Make buildings safe: stop sanitising them
Written by Caroline Winter in the Financial Review and Bloomberg Businessweek
Extracts from the article:
’We have done ourselves no favours by excluding nature from the built environment. Efforts are afoot to reverse the trend.’
Four years ago, a doctoral student in architecture asked Luke Leung to help him come up with a thesis topic. Leung, an engineer whose projects include the world’s tallest building, the Burj Khalifa in Dubai, proposed the question: What is heaven?

“The student did a lot of research and found that no matter the faith – Islam, Judaism, Christianity – heaven is always a place with a garden and running water,” recalls Leung, director of the sustainable engineering studio of Skidmore Owings & Merrill, the architectural behemoth better known as SOM. “So then we started questioning, ‘If that is heaven, what exactly is the place we are living in?’”
In the Western world, humans spend 90 per cent of their time indoors. For years scientists have sounded the alarm that our disconnect from the outdoors is linked to a host of chronic health problems including allergies, asthma, depression, irritable bowel syndrome and obesity. More recently, experts in various fields have begun studying why buildings, even those designed to be as germ-free as possible, are vectors for disease, not least COVID-19.
Leung says a “misalignment with nature” in building design is partly to blame for our scourge of chronic diseases and the current pandemic. The relative lack of air flow and sunlight is an obvious issue. Temperature, humidity and indoor air pollution also play a role. But there’s another, less discussed factor: the microbiome of the built environment, which encompasses trillions of microbes including bacteria, fungi and viruses.
Until about 15 years ago, very few scientists – and even fewer architects, designers and engineers – paid attention to indoor microbes, with the exception of problematic outcroppings such as black mould and legionella, the bacteria that causes Legionnaires ’ disease. That changed after the 2001 anthrax attacks, when letters laced with deadly bacteria were mailed to politicians and the offices of news outlets, killing five people and infecting 17 more.
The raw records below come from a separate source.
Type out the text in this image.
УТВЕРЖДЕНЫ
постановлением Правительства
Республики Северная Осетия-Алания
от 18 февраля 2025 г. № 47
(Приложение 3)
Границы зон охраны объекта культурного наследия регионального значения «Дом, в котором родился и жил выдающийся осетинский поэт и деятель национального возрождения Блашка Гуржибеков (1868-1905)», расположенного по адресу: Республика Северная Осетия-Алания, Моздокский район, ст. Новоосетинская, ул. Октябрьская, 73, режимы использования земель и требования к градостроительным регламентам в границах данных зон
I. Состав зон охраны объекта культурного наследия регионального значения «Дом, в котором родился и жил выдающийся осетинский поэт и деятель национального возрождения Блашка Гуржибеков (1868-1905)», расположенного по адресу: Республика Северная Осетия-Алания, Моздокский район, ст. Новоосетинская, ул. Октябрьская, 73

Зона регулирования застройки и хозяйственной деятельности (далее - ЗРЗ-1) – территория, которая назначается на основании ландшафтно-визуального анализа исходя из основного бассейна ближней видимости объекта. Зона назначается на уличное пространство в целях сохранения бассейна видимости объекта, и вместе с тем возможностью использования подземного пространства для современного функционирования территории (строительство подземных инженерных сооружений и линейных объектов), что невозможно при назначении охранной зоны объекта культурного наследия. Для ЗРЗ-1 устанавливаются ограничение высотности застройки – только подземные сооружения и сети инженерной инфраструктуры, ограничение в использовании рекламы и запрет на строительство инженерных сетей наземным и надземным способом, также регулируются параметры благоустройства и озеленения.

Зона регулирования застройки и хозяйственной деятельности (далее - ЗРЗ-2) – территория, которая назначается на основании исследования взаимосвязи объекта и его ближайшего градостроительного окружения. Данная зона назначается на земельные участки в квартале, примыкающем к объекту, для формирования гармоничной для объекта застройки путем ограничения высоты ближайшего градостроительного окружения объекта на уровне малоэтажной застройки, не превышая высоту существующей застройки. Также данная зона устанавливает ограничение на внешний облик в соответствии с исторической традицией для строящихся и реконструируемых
Now, with a global pandemic raging, these researchers are suddenly in demand. “Our calendar is fairly full,” says Kevin van den Wymelenberg, director of the Biology and the Built Environment Center at the University of Oregon. He used to receive two or three inquiries per week, asking for advice on how to improve the health of a building. Now he gets 20 a day. “It’s everyone from hospitals, to large commercial real estate portfolios, to nursing homes and school districts, to personal friends who run a barber shop and are trying to decide whether or not they should blow out the hair of their patrons.”
Like our bodies, the buildings we inhabit are also teeming with microbes. In 2015, researchers found that indoor air contains nearly equal concentrations of bacteria and viruses. (Almost all viruses are harmless, and some may be beneficial.) Over time these many microbes have adapted to survive, and even thrive, everywhere from our pillowcases and toothbrushes to the more extreme climates of our dishwashers, showerheads, ovens and freezers.
For businesses, better air quality alone translates to an estimated $6500 to $7500 of added annual productivity per employee, mainly a result of improved wakefulness and acuity, say Joseph Allen and John Macomber, Harvard professors who in April published the book Healthy Buildings.
Another means of achieving healthier air is humidification. “Most of our commercial buildings in the US are not humidified,” Leung says. “And that’s why the pandemic could get even worse this winter.”

– photo courtesy Corporate Plants Vic
Not only does sufficient moisture in the air allow the human immune system to function at its best, it also causes viral particles to drop to the floor and die more quickly. According to some calculations, viruses in dry air can survive six times as long as those in buildings with a relative humidity of about 40 per cent.
In the not-so-distant future, he warns, three interrelated factors will increasingly affect our wellbeing: climate change, chronic health problems and more pandemics. “We’re going to have to design for that,” Leung says. “And it’s going to be important to bring humans and nature together again – like in heaven.”